Elle s’émerveillait de les voir tête-bêche dans la chaleur de l’été.
Vieux conjoints qui ont su découvrir leurs préférences cachées.
Les deux se tenaient là, des jours durant. La gestion du territoire était la seule affaire qu’ils pouvaient maîtriser.
Pas question de s’éloigner d’un poil pour brouter par-delà la barrière, histoire de vérifier le goût d’une herbe qui paraîtrait plus verte.
Ils se contentaient de leur lot, gagnés à cette union organisée par d’autres, sans ruades ni défis contre un partenaire qu’ils n’avaient pas choisi, encore bienheureux qu’il soit là.
Elle méditait sur leur fidélité singulière.
Au lieu de s’agacer d’une cohabitation déplaisante ou de s’envoyer quelques coups de pied énervés, ils filaient leur histoire avec un sage détachement.
Ils s’arrangeaient des aléas de leur condition. Un pic de chaleur, dans cette campagne sèche au centre du pays, leur amenait par foison mouches et taons que la température rendait plus agressifs.
Il y en avait des dizaines, avides, à se poser sur leurs yeux fatigués.
Sauf qu’ils avaient mis en place un remède imparable. Positionné en sens inverse, chacun utilisait la queue de l’autre en éventail.
Grâce à quoi ils savouraient une immobilité complète, luxe précieux dans cette fournaise où le moindre effort était insurmontable.
Et justement, le comparse avait la bonne idée d’agiter la queue sans relâche.
Leur attente était ponctuée de coups de sabot au sol, qui auraient pu passer pour des signes d’impatience.
Mais le but était de dissuader les mouches – interrompues dans leur exploration des yeux – de tenter une incursion vers l’abdomen d’un roux qui tirait sur le blond, d’une texture tendre et soyeuse où elles aimaient se perdre.
On pouvait se réjouir d’une telle inclination, capable de vaincre les aprioris auxquels l’instinct borné réduit parfois l’esprit.
La présence de l’autre était transformée en bienfait : l’équipe tirait le plus habile profit de sa dépendance imposée.
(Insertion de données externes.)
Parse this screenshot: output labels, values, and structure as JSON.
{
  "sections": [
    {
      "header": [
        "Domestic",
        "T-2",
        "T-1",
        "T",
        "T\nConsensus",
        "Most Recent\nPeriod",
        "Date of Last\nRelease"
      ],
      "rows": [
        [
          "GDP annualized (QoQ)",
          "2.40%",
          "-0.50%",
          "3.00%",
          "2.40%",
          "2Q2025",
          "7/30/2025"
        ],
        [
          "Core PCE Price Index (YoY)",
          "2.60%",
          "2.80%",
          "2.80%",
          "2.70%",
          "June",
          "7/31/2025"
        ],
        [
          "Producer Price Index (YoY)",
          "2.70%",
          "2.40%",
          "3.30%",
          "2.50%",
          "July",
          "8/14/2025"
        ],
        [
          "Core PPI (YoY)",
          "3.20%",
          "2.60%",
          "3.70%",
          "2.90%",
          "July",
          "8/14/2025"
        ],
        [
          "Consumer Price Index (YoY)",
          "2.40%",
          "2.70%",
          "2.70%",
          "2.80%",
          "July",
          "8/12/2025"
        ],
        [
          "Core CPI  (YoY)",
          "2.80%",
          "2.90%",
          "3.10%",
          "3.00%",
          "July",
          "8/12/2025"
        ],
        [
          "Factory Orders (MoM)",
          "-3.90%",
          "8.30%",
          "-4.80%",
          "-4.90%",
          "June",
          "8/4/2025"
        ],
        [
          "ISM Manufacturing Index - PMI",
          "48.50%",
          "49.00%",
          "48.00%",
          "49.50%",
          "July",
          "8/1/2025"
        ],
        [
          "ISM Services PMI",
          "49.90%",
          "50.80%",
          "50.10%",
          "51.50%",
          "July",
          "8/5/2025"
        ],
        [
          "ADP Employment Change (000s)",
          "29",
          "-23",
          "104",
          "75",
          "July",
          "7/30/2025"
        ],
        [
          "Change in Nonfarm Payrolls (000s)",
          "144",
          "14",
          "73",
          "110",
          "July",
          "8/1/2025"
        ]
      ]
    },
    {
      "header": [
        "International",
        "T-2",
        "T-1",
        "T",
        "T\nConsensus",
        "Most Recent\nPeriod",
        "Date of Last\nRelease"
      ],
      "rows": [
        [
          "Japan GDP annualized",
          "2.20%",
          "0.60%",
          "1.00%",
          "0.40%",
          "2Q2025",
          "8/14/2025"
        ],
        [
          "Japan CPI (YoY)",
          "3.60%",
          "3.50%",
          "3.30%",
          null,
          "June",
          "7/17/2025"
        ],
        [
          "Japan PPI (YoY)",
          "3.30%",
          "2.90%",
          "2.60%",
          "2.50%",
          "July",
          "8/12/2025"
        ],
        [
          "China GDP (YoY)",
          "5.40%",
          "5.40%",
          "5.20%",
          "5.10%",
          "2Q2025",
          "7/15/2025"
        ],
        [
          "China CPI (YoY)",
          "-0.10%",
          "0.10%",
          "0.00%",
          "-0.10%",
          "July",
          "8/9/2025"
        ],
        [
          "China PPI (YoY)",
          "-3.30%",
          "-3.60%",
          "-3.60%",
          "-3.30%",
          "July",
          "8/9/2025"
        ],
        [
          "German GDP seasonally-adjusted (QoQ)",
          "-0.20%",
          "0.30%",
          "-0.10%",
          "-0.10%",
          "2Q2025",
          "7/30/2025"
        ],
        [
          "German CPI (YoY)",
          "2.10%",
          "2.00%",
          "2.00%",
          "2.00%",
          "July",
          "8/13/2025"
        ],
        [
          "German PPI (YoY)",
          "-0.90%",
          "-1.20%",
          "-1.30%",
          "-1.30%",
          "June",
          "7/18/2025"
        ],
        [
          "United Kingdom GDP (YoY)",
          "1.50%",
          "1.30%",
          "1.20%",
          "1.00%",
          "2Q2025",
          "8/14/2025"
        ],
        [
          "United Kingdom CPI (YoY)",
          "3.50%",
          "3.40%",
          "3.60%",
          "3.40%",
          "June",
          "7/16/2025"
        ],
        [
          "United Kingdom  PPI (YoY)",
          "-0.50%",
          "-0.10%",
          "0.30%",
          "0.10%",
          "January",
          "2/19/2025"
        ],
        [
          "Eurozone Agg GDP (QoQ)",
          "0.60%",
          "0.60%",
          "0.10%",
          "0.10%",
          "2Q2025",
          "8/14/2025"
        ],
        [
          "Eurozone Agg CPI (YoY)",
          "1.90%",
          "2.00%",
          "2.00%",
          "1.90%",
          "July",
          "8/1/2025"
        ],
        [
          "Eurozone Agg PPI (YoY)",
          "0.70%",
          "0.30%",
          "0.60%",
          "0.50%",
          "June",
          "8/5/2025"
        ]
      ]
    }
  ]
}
Elle s’étonnait de cette complicité qui semblait naturelle, de cette trêve dans les jalousies et rancœurs ordinaires.
Elle admirait surtout qu’on puisse rester accolé si longtemps à un pelage ami.
Et même s’ils n’avaient pas d’autre dessein que d’améliorer leur confort quotidien, ils accomplissaient un rituel dont bon nombre de couples avaient de quoi s’instruire.
Tant de solidarité donnait à réfléchir.
Ils demeuraient là des heures dans une docilité exemplaire, plaqués au flanc compréhensif, dans l’attente impassible que la nuit les délivre de leur tourment commun.